Special thanks to my friend Ruby Sales, activist, poet, archivist, fierce thinker and founder of Spirit House, for contributing today’s column here on Something Within.
I have been thinking about grief. Back women’ grief that is. Far too many Black women wear an aura of grief that cuts across class, color, sexuality, age, religion and sexual choices. Initially, I thought of it as individual grief that reflects personal unhappiness. But, something about the pervasiveness of the grief chewed at me. It dawned on me that perhaps I am witnessing collective grief or social grief that is connected with the uncertainty of meaning place and identity in a changed world that fragments and diminishes Black women’s identities and roots. Where do we move and how do we stand in a world that claims to be beyond race, gender or sexuality? This declaration obliterates the main ingredients of our lives and generates in many of us unspeakable, internalized and incoherent loss.
I do not know about others, but I know that I still wake up every morning Black, female and lesbian (or bi depending on what day you catch me and how the spirit moves me). Everywhere, at home and in other parts of society, I feel the weight of racist, sexist and heterosexist slander, practices and policies. Yet, the media, and all other instruments of state propaganda, sometimes even our families, leaders, teachers, ministers and best friends, tell us that our grief is solely personal and comes from our individual defects or baggage.
Count the number of magazines and advertisements that tell us that we will experience unspeakable happiness and fulfillment if we lose thirty pounds, wear the right clothes, eat right foods, choose the right man or follow a “successful” person’s guide to making it. Almost every TV channel shoves the lives of the rich and famous at us as appetizers to feed our hunger and grief. Reality after reality shows further our loss and grief by fragmenting our relations to each other in round after round of contests that reaffirm the message that only mean- spirited and women- hating women win and prosper.

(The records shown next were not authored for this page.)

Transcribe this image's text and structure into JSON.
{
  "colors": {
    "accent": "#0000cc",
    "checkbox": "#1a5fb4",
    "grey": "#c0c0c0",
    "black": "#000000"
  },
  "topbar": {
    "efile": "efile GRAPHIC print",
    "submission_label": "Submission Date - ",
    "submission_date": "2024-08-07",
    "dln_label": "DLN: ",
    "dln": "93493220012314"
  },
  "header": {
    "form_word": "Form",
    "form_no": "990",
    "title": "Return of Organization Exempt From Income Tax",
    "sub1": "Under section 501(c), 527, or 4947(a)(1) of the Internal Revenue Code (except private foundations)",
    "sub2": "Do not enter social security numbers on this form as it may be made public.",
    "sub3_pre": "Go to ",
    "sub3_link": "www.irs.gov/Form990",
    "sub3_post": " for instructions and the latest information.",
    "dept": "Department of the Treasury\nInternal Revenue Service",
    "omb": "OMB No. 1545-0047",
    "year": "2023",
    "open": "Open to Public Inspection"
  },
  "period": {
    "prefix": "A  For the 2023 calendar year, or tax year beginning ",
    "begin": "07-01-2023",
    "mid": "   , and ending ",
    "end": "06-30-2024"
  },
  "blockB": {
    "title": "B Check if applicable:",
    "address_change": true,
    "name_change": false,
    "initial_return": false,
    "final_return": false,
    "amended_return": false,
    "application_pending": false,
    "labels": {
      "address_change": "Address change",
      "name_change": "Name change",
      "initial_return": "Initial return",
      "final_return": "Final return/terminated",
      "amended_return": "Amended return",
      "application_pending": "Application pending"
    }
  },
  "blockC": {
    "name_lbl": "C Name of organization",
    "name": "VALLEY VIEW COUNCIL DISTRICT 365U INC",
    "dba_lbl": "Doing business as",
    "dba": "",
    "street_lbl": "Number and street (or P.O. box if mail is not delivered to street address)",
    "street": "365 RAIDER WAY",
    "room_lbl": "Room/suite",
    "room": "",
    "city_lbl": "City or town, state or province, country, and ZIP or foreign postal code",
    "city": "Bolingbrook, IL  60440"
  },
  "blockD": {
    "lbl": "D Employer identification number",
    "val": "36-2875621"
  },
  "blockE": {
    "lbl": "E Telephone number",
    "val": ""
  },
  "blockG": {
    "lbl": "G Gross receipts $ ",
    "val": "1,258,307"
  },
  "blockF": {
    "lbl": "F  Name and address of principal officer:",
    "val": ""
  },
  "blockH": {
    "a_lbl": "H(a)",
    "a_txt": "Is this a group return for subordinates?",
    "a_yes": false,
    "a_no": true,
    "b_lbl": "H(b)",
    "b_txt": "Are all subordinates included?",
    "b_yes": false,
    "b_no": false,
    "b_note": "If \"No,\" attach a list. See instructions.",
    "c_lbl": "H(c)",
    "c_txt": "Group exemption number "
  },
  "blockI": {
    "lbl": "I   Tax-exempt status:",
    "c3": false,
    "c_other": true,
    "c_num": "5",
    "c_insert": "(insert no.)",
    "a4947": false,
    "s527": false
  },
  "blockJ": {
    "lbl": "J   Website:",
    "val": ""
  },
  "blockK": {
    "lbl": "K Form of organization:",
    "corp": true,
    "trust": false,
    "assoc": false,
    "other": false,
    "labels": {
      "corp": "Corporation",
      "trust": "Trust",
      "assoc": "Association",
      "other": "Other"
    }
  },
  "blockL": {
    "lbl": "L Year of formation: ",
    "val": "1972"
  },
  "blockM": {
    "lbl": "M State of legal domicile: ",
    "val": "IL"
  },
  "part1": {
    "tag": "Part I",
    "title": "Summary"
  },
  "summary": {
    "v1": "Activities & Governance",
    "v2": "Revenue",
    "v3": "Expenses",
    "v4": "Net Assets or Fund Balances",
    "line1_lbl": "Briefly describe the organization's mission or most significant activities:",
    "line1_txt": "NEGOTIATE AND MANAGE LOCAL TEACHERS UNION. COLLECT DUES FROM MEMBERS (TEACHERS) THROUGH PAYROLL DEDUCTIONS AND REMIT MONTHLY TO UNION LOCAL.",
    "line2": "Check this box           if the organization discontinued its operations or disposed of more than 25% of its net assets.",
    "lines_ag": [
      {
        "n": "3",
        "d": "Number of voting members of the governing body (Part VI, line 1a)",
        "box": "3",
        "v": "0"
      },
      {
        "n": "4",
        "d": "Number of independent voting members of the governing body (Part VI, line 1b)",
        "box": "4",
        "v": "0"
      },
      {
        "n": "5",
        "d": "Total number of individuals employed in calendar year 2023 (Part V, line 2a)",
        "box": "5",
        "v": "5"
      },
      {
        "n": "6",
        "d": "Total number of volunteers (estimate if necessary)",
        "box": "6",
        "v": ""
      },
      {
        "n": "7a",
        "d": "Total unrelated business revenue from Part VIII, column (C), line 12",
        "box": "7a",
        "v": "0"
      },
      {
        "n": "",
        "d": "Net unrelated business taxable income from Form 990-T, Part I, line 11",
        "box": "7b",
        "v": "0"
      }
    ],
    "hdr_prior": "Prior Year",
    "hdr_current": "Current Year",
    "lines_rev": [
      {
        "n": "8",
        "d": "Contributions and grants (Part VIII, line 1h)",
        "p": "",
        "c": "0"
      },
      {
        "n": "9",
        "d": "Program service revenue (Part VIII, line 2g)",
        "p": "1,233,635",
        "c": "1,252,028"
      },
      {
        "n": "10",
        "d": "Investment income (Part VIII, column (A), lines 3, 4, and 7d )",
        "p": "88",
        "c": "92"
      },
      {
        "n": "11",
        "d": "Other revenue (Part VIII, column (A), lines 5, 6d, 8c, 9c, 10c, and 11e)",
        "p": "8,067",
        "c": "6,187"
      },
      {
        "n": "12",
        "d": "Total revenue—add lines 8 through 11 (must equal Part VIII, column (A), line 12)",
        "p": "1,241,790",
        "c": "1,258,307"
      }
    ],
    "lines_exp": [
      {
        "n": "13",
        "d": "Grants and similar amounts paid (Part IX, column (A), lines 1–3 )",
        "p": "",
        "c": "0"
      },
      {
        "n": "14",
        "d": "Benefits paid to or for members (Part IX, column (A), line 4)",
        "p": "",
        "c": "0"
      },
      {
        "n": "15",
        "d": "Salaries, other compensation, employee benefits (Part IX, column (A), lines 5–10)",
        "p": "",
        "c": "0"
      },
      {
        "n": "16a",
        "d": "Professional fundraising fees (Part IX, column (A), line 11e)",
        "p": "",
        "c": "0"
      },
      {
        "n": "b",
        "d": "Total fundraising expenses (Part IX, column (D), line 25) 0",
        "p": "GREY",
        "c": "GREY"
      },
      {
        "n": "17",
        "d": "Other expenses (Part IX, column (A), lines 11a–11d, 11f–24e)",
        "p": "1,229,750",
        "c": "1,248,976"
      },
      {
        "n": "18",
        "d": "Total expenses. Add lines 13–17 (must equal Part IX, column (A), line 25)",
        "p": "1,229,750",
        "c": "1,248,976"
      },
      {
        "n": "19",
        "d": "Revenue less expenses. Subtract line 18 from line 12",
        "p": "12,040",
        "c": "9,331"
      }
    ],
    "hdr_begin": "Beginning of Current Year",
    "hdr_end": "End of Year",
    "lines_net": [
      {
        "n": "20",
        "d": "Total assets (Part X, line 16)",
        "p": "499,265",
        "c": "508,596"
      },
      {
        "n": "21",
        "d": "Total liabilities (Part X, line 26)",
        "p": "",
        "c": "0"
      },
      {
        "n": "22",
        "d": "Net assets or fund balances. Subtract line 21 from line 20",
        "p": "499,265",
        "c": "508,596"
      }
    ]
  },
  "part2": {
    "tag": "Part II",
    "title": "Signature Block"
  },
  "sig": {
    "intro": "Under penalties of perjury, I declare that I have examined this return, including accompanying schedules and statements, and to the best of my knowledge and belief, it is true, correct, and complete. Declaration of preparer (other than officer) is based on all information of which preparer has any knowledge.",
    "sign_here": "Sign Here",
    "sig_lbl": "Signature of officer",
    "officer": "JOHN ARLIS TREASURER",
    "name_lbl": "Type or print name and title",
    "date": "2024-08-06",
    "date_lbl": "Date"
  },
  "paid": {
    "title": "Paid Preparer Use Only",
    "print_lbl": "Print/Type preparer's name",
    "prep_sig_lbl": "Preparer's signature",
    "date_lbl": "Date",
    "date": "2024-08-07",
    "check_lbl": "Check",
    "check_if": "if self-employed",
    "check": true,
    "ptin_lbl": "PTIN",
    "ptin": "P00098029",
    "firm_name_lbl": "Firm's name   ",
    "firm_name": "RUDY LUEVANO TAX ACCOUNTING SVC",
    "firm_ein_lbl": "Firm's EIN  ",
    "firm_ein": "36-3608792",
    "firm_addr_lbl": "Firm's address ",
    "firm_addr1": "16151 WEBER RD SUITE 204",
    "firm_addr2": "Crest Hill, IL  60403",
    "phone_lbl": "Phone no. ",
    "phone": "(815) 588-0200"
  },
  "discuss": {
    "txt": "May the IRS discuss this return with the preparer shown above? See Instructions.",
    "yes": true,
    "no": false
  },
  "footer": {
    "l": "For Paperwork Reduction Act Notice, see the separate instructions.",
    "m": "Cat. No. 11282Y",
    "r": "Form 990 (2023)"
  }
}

I don’t deny that Black women sometimes engage in behavior that further adds to their grief. But I do think to solely focus on our personal defects robs our grief of social roots and saves the power brokers from moral, social or spiritual responsibility for the chaos and injustice that they perpetuate on us, our communities and other communities around the world.
According to the propaganda of the powerbrokers, women create dysfunctional families, especially Black women whom they slander as the most unfit mothers. According to the popular rhetoric, we bear and raise urban beasts, hoodlums and morally and socially deficient children. They tell us that family flaws mean that everything is broken. If the family is sick, then our mothers are sick; it also stands to reason that we must be a sick person and a sick race or gender. Collectively, we all lose because this blame game robs us of one of the important historical cornerstones of Black survival and hope. No, families are not perfect and some have perpetrated monstrous harm upon some of its members. Rather, I am saying that we must view families within social optics.
All around me I hear the words of our dear dead sister, June Jordan, the poet and my friend, “Everywhere we go the tide seems low.” This is nothing new for Black women. We have navigated low tides from captivity, enslavement, southern apartheid, northern racism and a 21st century capitalist technocracy.
Today the world calls us whores, immoral mothers, welfare cheats, and b*tches, and we believe them Our children gang up on us on the world stage in discordant rap sounds of bitches, whores and bad mamas. Even our daughters tell us in monolithic fire spitting words that to be a black woman is to be crazy or in far too many instances unloving authoritarians. In many ways, the culture of whiteness diminishes our images in their eyes. We are no longer for each other a family and a resource.
And, we weep for our lost children whom we feel that we can no longer protect in a capitalist technocracy that reduces their lives to unessential waste. How do we help them find the meaning of their individual and collective lives under this weight? As a matter of fact, how do we find meaning in our own lives?
Can we collectively find the will, vitality, hope, courage and reason that led Black women to declare in 1915 that they could carry their “burdens in the heat of the day?” We are here today because they did! This is not to say that they were perfect and unbruised by the blows both inside our community and in the nation. Yet, Mamie Garvin Fields captured the vitality of their daring and their spirits when she concluded that everywhere she looked in the Black community there was something to do. She saw our collective condition in 1915 not only as a burden but as an opportunity to play a major role in shaping the American project of democracy and community building. As Black women, we still must work “in the heat of the day.” For the community of grieving Black women, we do not stand without tools and examples. There is a balm” in our legacy that will offer comfort in this mean and unjust world. If only we will recover, renew and expand this tradition? Who will “join this standing up?”